Y'all know I love the Rise & Resist podcast — a fitness/feminism/vegan podcast by co-hosts Holly Noll and Lacy Davis — right? And through that podcast, I discovered Fitquick protein waffles, a quick mix that Holly creates and sells on the Vegan Proteins website (and soon, as announced in a recent podcast, in many more places!). FitQuick is a gluten-free, soy-free waffle and pancake mix with 22 grams of plant-based protein, meaning it's perfect for post-run (or any post-workout) recovery.

I typically make waffles with my FitQuick since, you know, it's waffle mix. But on a recent episode of Rise & Resist, Holly mentioned that she'd created a coffee cake with FitQuick mix, and she gave some loose instructions for how to do it at home. Of course, I grabbed some paper and a pen and jotted everything down to recreate as soon as possible. I didn't follow her recipe exactly (she used Vanilla FitQuick and fresh figs and pluots), but I used hers as a guide to create my own recipe for Java Chip FitQuick Protein Coffee Cake.

This cake is soft and moist, just like a cake should be. The chocolate chips give it extra melty sweetness, and the oat crumble lends some texture. Because I used the Java Chip mix, it has a great coffee flavor that pairs well with a hot cup of coffee. Coffee pairs with coffee, right? I added So Delicious CocoWhip Light on top because every cake deserves to be topped with something creamy and cold. Here's my recipe!

Java Chip FitQuick Protein Coffee Cake

Yields 1 serving

2 scoops FitQuick Java Chip waffle and pancake mix
1/2 cup almond milk
1 Tbsp. chocolate chips
1/4 cup oats
1/2 tbsp. brown sugar or coconut palm sugar
1/2 tbsp. maple syrup
1 tsp. chickpea flour
1 tsp. melted vegan margarine
Vegan whipped topping or vanilla ice cream, for serving (optional)

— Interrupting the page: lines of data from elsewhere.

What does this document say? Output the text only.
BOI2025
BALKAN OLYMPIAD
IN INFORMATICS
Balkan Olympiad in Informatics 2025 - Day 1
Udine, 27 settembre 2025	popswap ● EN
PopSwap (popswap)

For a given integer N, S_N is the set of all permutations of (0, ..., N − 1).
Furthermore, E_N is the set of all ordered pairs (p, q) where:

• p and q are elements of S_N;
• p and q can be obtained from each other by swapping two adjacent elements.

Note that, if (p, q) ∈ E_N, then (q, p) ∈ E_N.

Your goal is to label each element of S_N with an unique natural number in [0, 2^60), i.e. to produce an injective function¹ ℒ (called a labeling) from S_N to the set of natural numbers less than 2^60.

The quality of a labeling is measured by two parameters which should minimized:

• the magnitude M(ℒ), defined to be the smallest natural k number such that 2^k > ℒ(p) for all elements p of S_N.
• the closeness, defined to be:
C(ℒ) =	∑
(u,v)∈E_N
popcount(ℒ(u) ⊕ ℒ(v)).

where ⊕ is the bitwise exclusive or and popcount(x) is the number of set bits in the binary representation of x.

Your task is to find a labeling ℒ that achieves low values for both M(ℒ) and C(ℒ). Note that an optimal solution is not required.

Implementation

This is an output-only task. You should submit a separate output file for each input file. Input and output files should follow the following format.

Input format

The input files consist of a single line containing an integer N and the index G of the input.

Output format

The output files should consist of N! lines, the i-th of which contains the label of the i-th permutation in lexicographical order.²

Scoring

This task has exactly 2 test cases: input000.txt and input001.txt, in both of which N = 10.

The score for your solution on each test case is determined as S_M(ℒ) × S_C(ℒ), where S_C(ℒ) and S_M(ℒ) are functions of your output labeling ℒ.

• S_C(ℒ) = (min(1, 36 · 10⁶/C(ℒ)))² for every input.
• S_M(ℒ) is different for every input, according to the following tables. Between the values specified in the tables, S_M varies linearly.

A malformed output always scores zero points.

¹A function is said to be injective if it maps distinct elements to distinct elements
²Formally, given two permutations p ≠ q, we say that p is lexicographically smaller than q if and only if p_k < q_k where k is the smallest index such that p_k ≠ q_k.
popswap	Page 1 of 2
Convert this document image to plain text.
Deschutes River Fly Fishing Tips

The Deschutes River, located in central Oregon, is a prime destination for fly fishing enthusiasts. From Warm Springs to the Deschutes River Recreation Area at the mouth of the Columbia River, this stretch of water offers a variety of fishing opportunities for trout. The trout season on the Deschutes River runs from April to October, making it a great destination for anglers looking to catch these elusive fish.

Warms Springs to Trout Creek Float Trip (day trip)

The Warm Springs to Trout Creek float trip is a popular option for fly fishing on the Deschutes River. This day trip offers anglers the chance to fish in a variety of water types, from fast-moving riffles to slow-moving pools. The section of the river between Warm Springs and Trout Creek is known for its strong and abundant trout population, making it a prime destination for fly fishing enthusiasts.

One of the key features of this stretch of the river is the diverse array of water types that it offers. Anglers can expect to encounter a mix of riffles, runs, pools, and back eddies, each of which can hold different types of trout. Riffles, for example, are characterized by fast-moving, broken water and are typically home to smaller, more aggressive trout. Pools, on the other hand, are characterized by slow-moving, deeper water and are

Preheat the oven to 375 degrees, and spray a small 5-inch cake pan or oven-safe ramekin with cooking spray.

In a small bowl, mix the FitQuick mix and plant milk. Set aside for two minutes. After two minutes, fold in the chocolate chips.

In a separate bowl, mix together the oats, sugar, flour, maple syrup, chickpea flour, and vegan margarine. 

Pour the cake mix into the prepared pan. Top evenly with oat crumble mix. Bake for 30 to 35 minutes or until a toothpick comes out clean. Allow to cool and then top with whipped topping or ice cream.


Anonymous said...

Nice! That same episode I took Lacy's one rep snack advise and made up a small jar of oats & protein powder (I added almond milk and unsweetened carob chips instead of her chia seeds and banana) as a replacement to eating a bar at work when I need something fast and easy to consume, it was such an obvious solution to my dilemma with most bars being too sweet but having the protein I want... apart from just eating a chunk of tofu I guess... Rise & Resist is awesome! I just finished the latest episode on coping with pressure. So much good advise those two have!

Bianca said...

Veganvarg, I was actually planning to try that snack after my run tomorrow! Glad to know it's awesome! I typically have smoothies or waffles (or now coffee cake haha!) after runs, but on Saturdays, I'm usually on the go and need something portable after my workout.